Y is transactions per week, and X is Order, or Count, or whatever you want to call it. The graphs are recreations of the data, because I'm at home sick and the data is not to leave the workplace in any case.
So yes, this is a real effect and not something I accidentally mashed together. The actual data has a few more lumps in it, but I managed a correlation of 0.996 for my best fit, so there isn't any significant deviation from the graphs I presented.

### Re: Is this a known probability distribution?

Posted: Tue Aug 15, 2017 2:46 am UTC
Have you tried fitting a log-normal distribution? Without knowing anything, my first hypothesis would be that your data follows Gibrat's Law.

### Re: Is this a known probability distribution?

Posted: Wed Aug 16, 2017 9:39 am UTC
Yes, I looked at that. On a Log-Log plot, a lognormal distribution will show up as a parabola. This data shows up as an Nth root in the Log-Log plot.

### Re: Is this a known probability distribution?

Posted: Wed Aug 16, 2017 2:36 pm UTC
DaBigCheez wrote:This may be way off the mark, but what it reminds me of most strongly is when I've accidentally taken data intended to be used as a scatter plot, sorted it, and plotted it based on its index in the sorted list - which, in my applications, tended to produce very pretty-looking and totally meaningless graphs.
I've done that kind of plot intentionally a few times.
I find it is good for deciding on cutoff points - you can visually see step changes in your data, and then quickly pick a point on the near-vertical portion of the step to be the cutoff between two groups (eg plot fault rate, and there tends to be a fuzzy step change between 'good' and 'broken' units with only a few marginal ones on the step itself).

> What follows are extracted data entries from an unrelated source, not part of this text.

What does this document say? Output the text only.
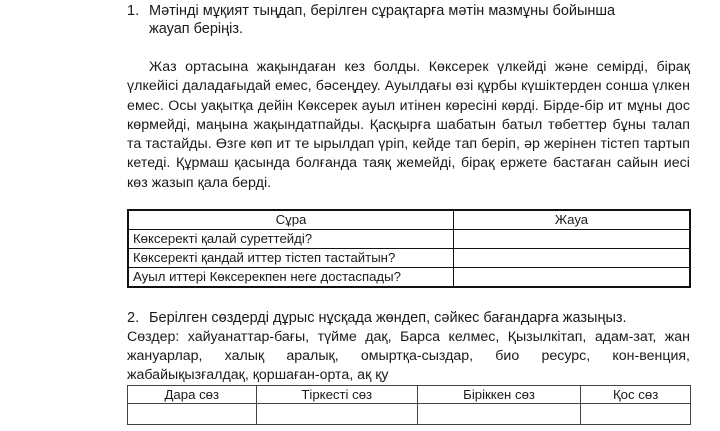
1. Мәтінді мұқият тыңдап, берілген сұрақтарға мәтін мазмұны бойынша
жауап беріңіз.

Жаз ортасына жақындаған кез болды. Көксерек үлкейді және семірді, бірақ үлкейісі даладағыдай емес, бәсеңдеу. Ауылдағы өзі құрбы күшіктерден сонша үлкен емес. Осы уақытқа дейін Көксерек ауыл итінен көресіні көрді. Бірде-бір ит мұны дос көрмейді, маңына жақындатпайды. Қасқырға шабатын батыл төбеттер бұны талап та тастайды. Өзге көп ит те ырылдап үріп, кейде тап беріп, әр жерінен тістеп тартып кетеді. Құрмаш қасында болғанда таяқ жемейді, бірақ ержете бастаған сайын иесі көз жазып қала берді.

Сұра	Жауа
Көксеректі қалай суреттейді?	
Көксеректі қандай иттер тістеп тастайтын?	
Ауыл иттері Көксерекпен неге достаспады?	
2. Берілген сөздерді дұрыс нұсқада жөндеп, сәйкес бағандарға жазыңыз.

Сөздер: хайуанаттар-бағы, түйме дақ, Барса келмес, Қызылкітап, адам-зат, жан жануарлар, халық аралық, омыртқа-сыздар, био ресурс, кон-венция, жабайықызғалдақ, қоршаған-орта, ақ қу

Дара сөз	Тіркесті сөз	Біріккен сөз	Қос сөз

### Re: Is this a known probability distribution?

Posted: Thu Aug 17, 2017 5:36 am UTC
Ingolifs wrote:Yes, I looked at that. On a Log-Log plot, a lognormal distribution will show up as a parabola. This data shows up as an Nth root in the Log-Log plot.

If you're looking for a log-normal distribution, you wouldn't apply the log-log transform to this graph of sales-versus-orders. You would apply it to a density curve (x-axis is sales, y-axis is number of stores with that many sales). I'm not sure the best way to get a density curve from a set of discrete samples though, but if you want to check the log-normal hypothesis I guess the thing to do would be to take the log of all the sales numbers, find the mean and standard deviation of that to get your normal distribution, then somehow measure the accuracy of this distribution against the actual data.